The parliamentary leader of Moldova’s Communist Party has asked for a criminal investigation into the publication and distribution of an antisemitic history book by Moldovan historian Paul Goma, which justifies the Holocaust, according to a November 14, 2003 report by the Jewish News Agency (AEN). In a November 13 speech to the parliament, Viktor Stepanyuk accused members of the nationalist Christian Democratic People’s Party of promoting the book—“The Red Week of June 28-July 3, 1940, or Bessarabia and the Jews”—which Mr. Stepanyuk and other critics say asserts that “Jews invented the Holocaust.” The book has been on sale in Moldova for six months, despite protests from the Jewish community.
Mr. Stepanyuk reminded the parliament that Stefan Sekeryan—a member of parliament from the Christian Democratic People’s Party—recently distributed several hundred copies of the book in the village of Koseliya Mare. Mr. Sekeryan was quoted in the AEN report defending his action as “just a gift to a school in his [Goma’s] home village” and warning that Mr. Stepanyuk wanted to censor literature and stifle free speech.

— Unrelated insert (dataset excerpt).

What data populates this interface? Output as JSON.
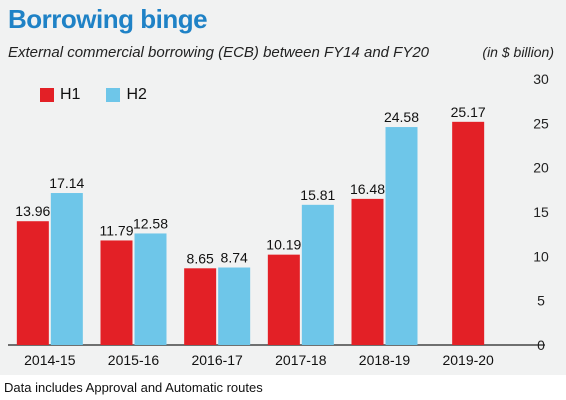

AEN also quoted historian Pyotr Shornikov on Mr. Goma’s book: “Goma is attempting to give a new appraisal of the Great Patriotic War [WWII] by following an original course of logic—‘If the Jews were enemies of Romania and its regime, then how can anybody criticize [Romania’s WWII dictator] Antonescu, who set lose a genocide against the entire Jewish population of Romania and Bessarabia?’”
It is not clear from the report how Mr. Goma’s book squares the contradictory logic of both justifying the Holocaust and denying that it ever took place.